To treat severe forms of Pseudomonas aeruginosa infection, hyperimmune plasma obtained from the blood of volunteers immunized with polyvalent corpuscular synaptic vaccine is also used.

Local treatment of skin infections (trophic ulcers, ecstema, burn wounds) caused by P. Aeruginosa, use antisignogenic heterologous immunoglobulin, obtained from the serum of rams, hyperimupted by suspension of cultures of Pseudomonas aeruginosa of 7 different immunotypes killed by formalin.

In addition, for the treatment of purulent infections of the skin, abscesses, thermal burns complicated by Pseudomonas aeruginosa, cystitis, mastitis and other diseases of Pseudomonas aeruginosa (except for sepsis), you can use a pseudomonas bacteriophage (bacteriophage pioceansus) or polyvalent liquid pyobacteriophage.

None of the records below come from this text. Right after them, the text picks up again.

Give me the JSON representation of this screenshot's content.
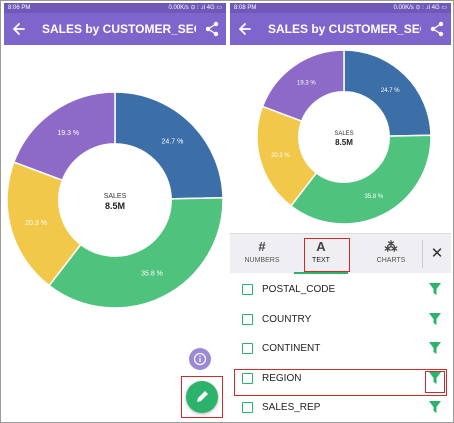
{
  "colors": {
    "status_bar": "#6e59b8",
    "app_bar": "#7e65cc",
    "accent_green": "#2bb36c",
    "highlight_red": "#d02b2b"
  },
  "left_screen": {
    "status_time": "8:06 PM",
    "status_network": "0.00K/s ⊙ ⫶ .ıl 4G ▭",
    "title": "SALES by CUSTOMER_SEG...",
    "icons": [
      "back-arrow-icon",
      "share-icon",
      "info-icon",
      "pencil-icon"
    ]
  },
  "right_screen": {
    "status_time": "8:08 PM",
    "status_network": "0.00K/s ⊙ ⫶ .ıl 4G ▭",
    "title": "SALES by CUSTOMER_SEG...",
    "icons": [
      "back-arrow-icon",
      "share-icon",
      "close-icon",
      "filter-icon"
    ],
    "tabs": [
      {
        "label": "NUMBERS",
        "icon": "#"
      },
      {
        "label": "TEXT",
        "icon": "A"
      },
      {
        "label": "CHARTS",
        "icon": "⁂"
      }
    ],
    "active_tab": "TEXT",
    "close_glyph": "✕",
    "fields": [
      "POSTAL_CODE",
      "COUNTRY",
      "CONTINENT",
      "REGION",
      "SALES_REP"
    ],
    "highlighted_field": "REGION"
  },
  "chart_data": {
    "type": "pie",
    "style": "donut",
    "center_label": "SALES",
    "center_value": "8.5M",
    "slices": [
      {
        "label": "24.7 %",
        "value": 24.7,
        "color": "#3c6ea8"
      },
      {
        "label": "35.8 %",
        "value": 35.8,
        "color": "#4fc27e"
      },
      {
        "label": "20.3 %",
        "value": 20.3,
        "color": "#f1c84a"
      },
      {
        "label": "19.3 %",
        "value": 19.3,
        "color": "#8d6ac8"
      }
    ]
  }
}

Prophylaxis of diseases caused by Pseudomonas aeruginosa

Effective sterilization, disinfection and antiseptics, as well as compliance with asepsis rules are the main measures of non-specific prevention of Pseudomonas aeruginosa infection in the hospital. The plan of preventive measures must necessarily include control over the contamination of the environment (air, various objects, tools and equipment), observance of personal hygiene rules.

For the purpose of non-specific prophylaxis of purulent-inflammatory diseases, it is recommended that patients with weakened anti-infectious immunity be prescribed immunomodulators.

To create active immunity against Pseudomonas infection vaccines are used. Currently, vaccines have been developed from LPS Pseudomonas aeruginosa, polysaccharide subcorpuscular (chemical) vaccines, ribosomal vaccines, preparations from flagellum antigens P. Aeruginosa and extracellular mucus components, as well as toxins from extracellular proteases and exotoxin A. In Russia, a polyvalent corpuscular synaptic vaccine from 7 strains of P. Aeruginosa) and staphyloprotein-Pseudomonas aeruginosa vaccine.

Active immunization against infections caused by P. Aeruginosa is indicated for patients at risk (patients with cystic fibrosis, diabetes, and immunodeficient individuals). However, due to the fact that the immune response to vaccine preparations in people with immunodeficiency is late and not always full. Great importance is attached to combining methods of active and passive immunization.